Photo 2. Soyabeans delivered to a marketing collection point in west Kenya contained in N2Africa branded grain sacks
Last-mile input supply is an important principle within N2Africa and is being achieved in west Kenya through several mechanisms. WeRATE conducted agrodealer training of members belonging to the West Kenya Chapter of the Kenya AgroDealer Association (KENADA), sensitizing many stockists to BNF technology products for the first time. Next, twelve One-Stop Shops were initiated among WeRATE members, allowing for BNF technologies to be directly marketed to farmers that participate in our grain legume outreach. WeRATE also initiated the Agricultural Technology Clearinghouse, a semi-annual event that brings together representatives from farmer associations, input manufactures and distributors, and the development community to discuss which input products are performing best and which new products are becoming available. This mechanism effectively links input suppliers and buyers and allows for research organizations to design on-farm technology tests around recently (or soon to be) released products. Input manufactures recognize the potency of the Clearinghouse and bring numerous product samples for distribution by technology testers, sometimes unannounced, creating a circus atmosphere. Self-sponsored participants from Rwanda and Uganda replicate the Clearinghouse in their home countries. Assistance to Kenyan soyabean producers continues through a recently-formed national task force that adopted production guidelines developed by N2Africa and arranged for wholesale distribution of BIOFIX and Sympal to key soyabean-producing counties.

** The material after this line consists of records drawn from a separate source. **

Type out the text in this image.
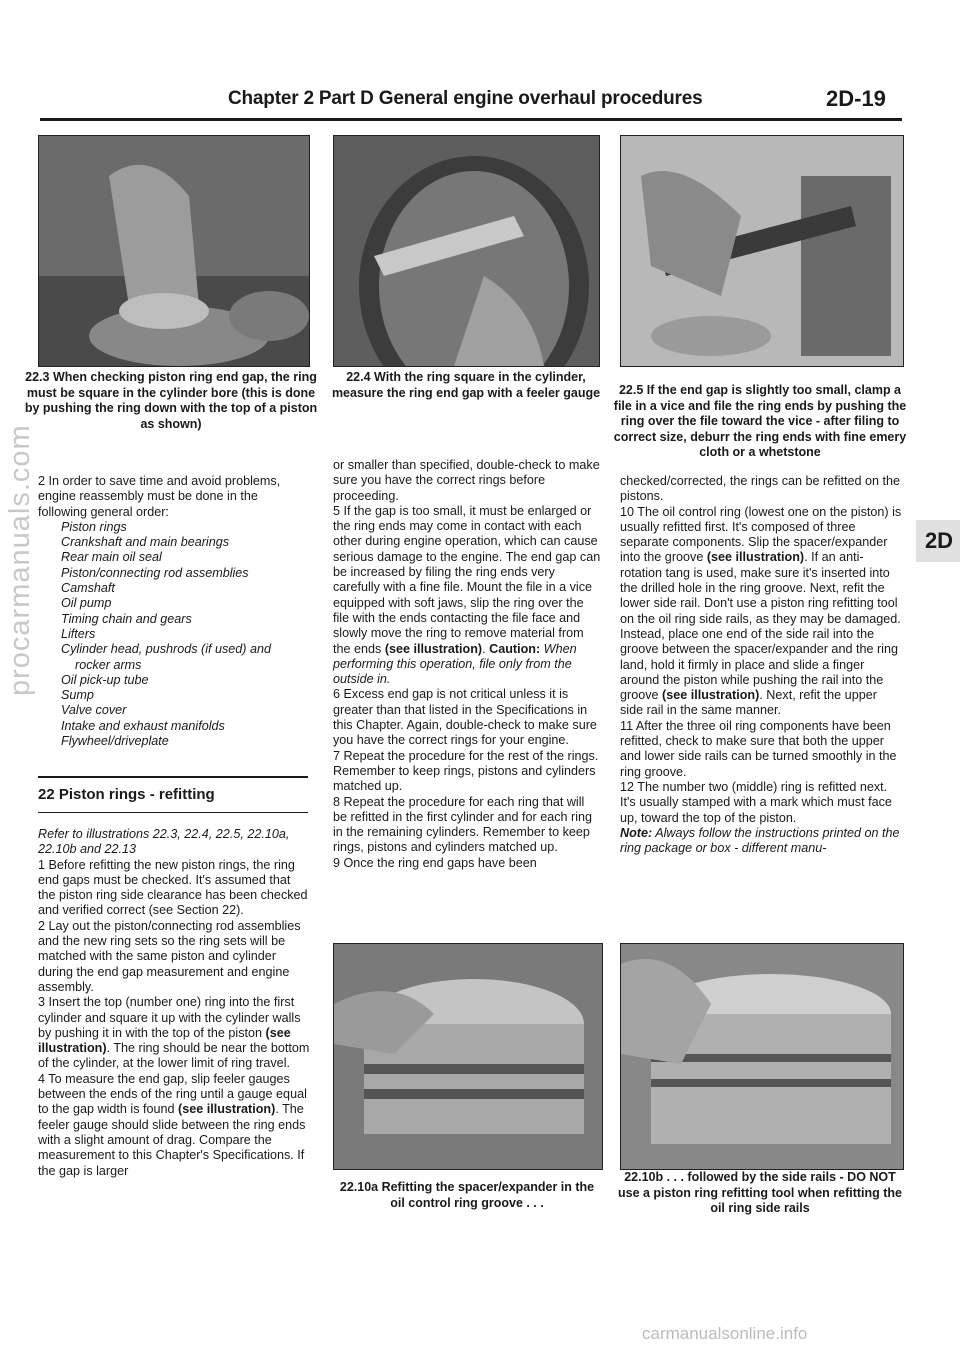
Chapter 2 Part D General engine overhaul procedures	2D-19
procarmanuals.com	2D
22.3 When checking piston ring end gap, the ring must be square in the cylinder bore (this is done by pushing the ring down with the top of a piston as shown)
22.4 With the ring square in the cylinder, measure the ring end gap with a feeler gauge	22.5 If the end gap is slightly too small, clamp a file in a vice and file the ring ends by pushing the ring over the file toward the vice - after filing to correct size, deburr the ring ends with fine emery cloth or a whetstone

2 In order to save time and avoid problems, engine reassembly must be done in the following general order:

Piston rings
Crankshaft and main bearings
Rear main oil seal
Piston/connecting rod assemblies
Camshaft
Oil pump
Timing chain and gears
Lifters
Cylinder head, pushrods (if used) and
rocker arms
Oil pick-up tube
Sump
Valve cover
Intake and exhaust manifolds
Flywheel/driveplate
22 Piston rings - refitting

Refer to illustrations 22.3, 22.4, 22.5, 22.10a, 22.10b and 22.13

1 Before refitting the new piston rings, the ring end gaps must be checked. It's assumed that the piston ring side clearance has been checked and verified correct (see Section 22).

2 Lay out the piston/connecting rod assemblies and the new ring sets so the ring sets will be matched with the same piston and cylinder during the end gap measurement and engine assembly.

3 Insert the top (number one) ring into the first cylinder and square it up with the cylinder walls by pushing it in with the top of the piston (see illustration). The ring should be near the bottom of the cylinder, at the lower limit of ring travel.

4 To measure the end gap, slip feeler gauges between the ends of the ring until a gauge equal to the gap width is found (see illustration). The feeler gauge should slide between the ring ends with a slight amount of drag. Compare the measurement to this Chapter's Specifications. If the gap is larger

or smaller than specified, double-check to make sure you have the correct rings before proceeding.

5 If the gap is too small, it must be enlarged or the ring ends may come in contact with each other during engine operation, which can cause serious damage to the engine. The end gap can be increased by filing the ring ends very carefully with a fine file. Mount the file in a vice equipped with soft jaws, slip the ring over the file with the ends contacting the file face and slowly move the ring to remove material from the ends (see illustration). Caution: When performing this operation, file only from the outside in.

6 Excess end gap is not critical unless it is greater than that listed in the Specifications in this Chapter. Again, double-check to make sure you have the correct rings for your engine.

7 Repeat the procedure for the rest of the rings. Remember to keep rings, pistons and cylinders matched up.

8 Repeat the procedure for each ring that will be refitted in the first cylinder and for each ring in the remaining cylinders. Remember to keep rings, pistons and cylinders matched up.

9 Once the ring end gaps have been

22.10a Refitting the spacer/expander in the oil control ring groove . . .

checked/corrected, the rings can be refitted on the pistons.

10 The oil control ring (lowest one on the piston) is usually refitted first. It's composed of three separate components. Slip the spacer/expander into the groove (see illustration). If an anti-rotation tang is used, make sure it's inserted into the drilled hole in the ring groove. Next, refit the lower side rail. Don't use a piston ring refitting tool on the oil ring side rails, as they may be damaged. Instead, place one end of the side rail into the groove between the spacer/expander and the ring land, hold it firmly in place and slide a finger around the piston while pushing the rail into the groove (see illustration). Next, refit the upper side rail in the same manner.

11 After the three oil ring components have been refitted, check to make sure that both the upper and lower side rails can be turned smoothly in the ring groove.

12 The number two (middle) ring is refitted next. It's usually stamped with a mark which must face up, toward the top of the piston.

Note: Always follow the instructions printed on the ring package or box - different manu-

22.10b . . . followed by the side rails - DO NOT use a piston ring refitting tool when refitting the oil ring side rails
carmanualsonline.info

Demand-driven technology supply is not being overlooked. Basically, adoption levels of production inputs are determined by the production levels and marketing of commodities they accommodate. The Early Impact Assessment of N2Africa (2013) reported that outreach efforts led to the increased production of over 12,000 tons of soyabean per year in Kenya and that the adoption of N2Africa’s recommended practice was 61% among its outreach clients. Currently, soyabean production and marketing is monitored through the activities of WeRATE members by a seasonal survey. Over the past year, these members have bulked and marketed over 478 tons of produce through their collection centers with prices ranging between $0.38 and $0.75 per kg. These data do not include the production and sales by individual group members and other farmers away from these collection centers, but certainly indicate that soyabean production and marketing is becoming a viable concern. More attention is however needed to full evaluate the impacts of N2Africa in terms of its fullest production and marketing impacts.